I plan on hunting bear on cohutta. If I get lucky enough to harvest a bear, where is the closest place to take it to register (or whatever it's called) it? Thanks


----------



## xhunterx (Aug 29, 2012)

are you talking about archery hunting? If so once you kill the bear call the region 1 enforcement headquarters, they'll put you in touch with a ranger to meet you and tag it.  If you're hunting firearms hunts the checking station will be open and you'll get it tagged there.


----------



## tlight0 (Aug 30, 2012)

Thanks for the information. I will  be bow hunting in September. How many days do they allow after the kill to tag the bear?


----------



## xhunterx (Aug 31, 2012)

get  a copy of the georgia hunting regulations. all that info is in there. i think you have 24 hrs but i'm not sure


----------



## markland (Aug 31, 2012)

During archery season you have to call it in within 24hrs, it has been a painless process the last few times I have done it, the ranger even met me in my hometown to tag the bear for me.  I just had the hide and head frozen, he needed to pull and tooth, get some info on the bear and give me the CITES tag for it and your done.


----------



## GA DAWG (Aug 31, 2012)

Its 3 days now aint it?


----------



## markland (Aug 31, 2012)

Yeah ya got 3 days to get it tagged but you have to call in within 24 hours of the kill!


----------



## GA DAWG (Aug 31, 2012)

markland said:


> Yeah ya got 3 days to get it tagged but you have to call in within 24 hours of the kill!

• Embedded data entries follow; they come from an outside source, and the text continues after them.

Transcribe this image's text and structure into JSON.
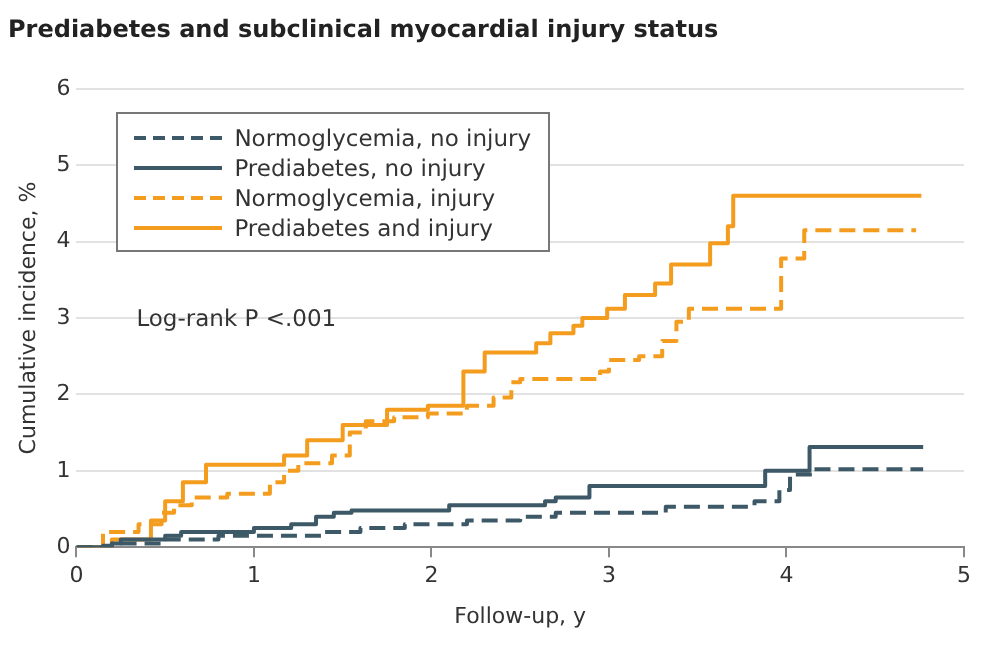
{
  "chart_data": {
    "type": "step",
    "title": "Prediabetes and subclinical myocardial injury status",
    "xlabel": "Follow-up, y",
    "ylabel": "Cumulative incidence, %",
    "xlim": [
      0,
      5
    ],
    "xticks": [
      0,
      1,
      2,
      3,
      4,
      5
    ],
    "ylim": [
      0,
      6
    ],
    "yticks": [
      0,
      1,
      2,
      3,
      4,
      5,
      6
    ],
    "grid": "y",
    "legend": "top left",
    "annotations": [
      "Log-rank P <.001"
    ],
    "series": [
      {
        "name": "Normoglycemia, no injury",
        "color": "#3d5866",
        "line_style": "dashed",
        "x": [
          0,
          0.15,
          0.2,
          0.5,
          0.8,
          1.4,
          1.6,
          1.85,
          2.2,
          2.5,
          2.7,
          3.32,
          3.82,
          3.96,
          4.02,
          4.15,
          4.77
        ],
        "values": [
          0,
          0.02,
          0.05,
          0.1,
          0.15,
          0.2,
          0.25,
          0.3,
          0.35,
          0.4,
          0.45,
          0.53,
          0.6,
          0.75,
          0.95,
          1.02,
          1.02
        ]
      },
      {
        "name": "Prediabetes, no injury",
        "color": "#3d5866",
        "line_style": "solid",
        "x": [
          0,
          0.2,
          0.25,
          0.5,
          0.59,
          1.0,
          1.21,
          1.35,
          1.45,
          1.55,
          2.1,
          2.64,
          2.7,
          2.89,
          3.88,
          4.13,
          4.77
        ],
        "values": [
          0,
          0.05,
          0.1,
          0.15,
          0.2,
          0.25,
          0.3,
          0.4,
          0.45,
          0.48,
          0.55,
          0.6,
          0.65,
          0.8,
          1.0,
          1.31,
          1.31
        ]
      },
      {
        "name": "Normoglycemia, injury",
        "color": "#f39c1e",
        "line_style": "dashed",
        "x": [
          0,
          0.15,
          0.35,
          0.48,
          0.55,
          0.65,
          0.85,
          1.09,
          1.17,
          1.25,
          1.44,
          1.54,
          1.63,
          1.79,
          1.98,
          2.2,
          2.35,
          2.45,
          2.5,
          2.95,
          3.0,
          3.17,
          3.3,
          3.38,
          3.45,
          3.97,
          4.1,
          4.73
        ],
        "values": [
          0,
          0.2,
          0.3,
          0.45,
          0.55,
          0.65,
          0.7,
          0.85,
          1.0,
          1.1,
          1.2,
          1.5,
          1.65,
          1.7,
          1.75,
          1.85,
          1.96,
          2.16,
          2.2,
          2.3,
          2.45,
          2.5,
          2.7,
          2.95,
          3.12,
          3.78,
          4.15,
          4.15
        ]
      },
      {
        "name": "Prediabetes and injury",
        "color": "#f39c1e",
        "line_style": "solid",
        "x": [
          0,
          0.2,
          0.42,
          0.5,
          0.6,
          0.73,
          1.17,
          1.3,
          1.5,
          1.75,
          1.98,
          2.18,
          2.3,
          2.59,
          2.67,
          2.8,
          2.85,
          2.99,
          3.09,
          3.26,
          3.35,
          3.57,
          3.67,
          3.7,
          4.76
        ],
        "values": [
          0,
          0.1,
          0.35,
          0.6,
          0.85,
          1.08,
          1.2,
          1.4,
          1.6,
          1.8,
          1.85,
          2.3,
          2.55,
          2.67,
          2.8,
          2.9,
          3.0,
          3.12,
          3.3,
          3.45,
          3.7,
          3.98,
          4.2,
          4.6,
          4.6
        ]
      }
    ]
  }
}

Plus you gotta sign it out on a wma aint ya?


----------



## markland (Aug 31, 2012)

Yes you have to sign out your bear on the kill sheet at the sign in station the day of the kill as well, you can do that on your way out.


----------



## 35 Whelen (Sep 2, 2012)

NORTHERN ZONE
In Banks, Barrow, Bartow, Catoosa, Chattooga, 
Cherokee, Dade, Dawson, Fannin, Floyd, 
Forsyth, Franklin, Gilmer, Gordon, Habersham, 
Hall, Hart, Jackson, Lumpkin, Madison, 
Murray, Pickens, Rabun, Stephens, Towns, 
Union, Walker, White, Whitfield Cos.:
•	Archery: Sept. 8–Oct. 12
•	 Primitive Weapons: Oct. 13–19
•	 Firearms: Oct. 20–Dec. 2
Hunting bears with dogs or over bait is prohibited. 

Harvested bears must be reported to 
personnel of the Wildlife Resources Division, 
Gainesville Office (770) 535-5700 or Armuchee 
Office (706) 295-6041 within 24 hours of harvest. 
After hours, call 1-800-241-4113. At a minimum, 
the hide and skull must be taken to the 
Gainesville or Armuchee office within 
3 business days of harvest for tagging. 
Harvested bears may also be checked at any 
WMA check station in the counties listed above 
that are open for a managed deer/bear/hog hunt 
between 8 a.m.–8 p.m. during the bear season.


----------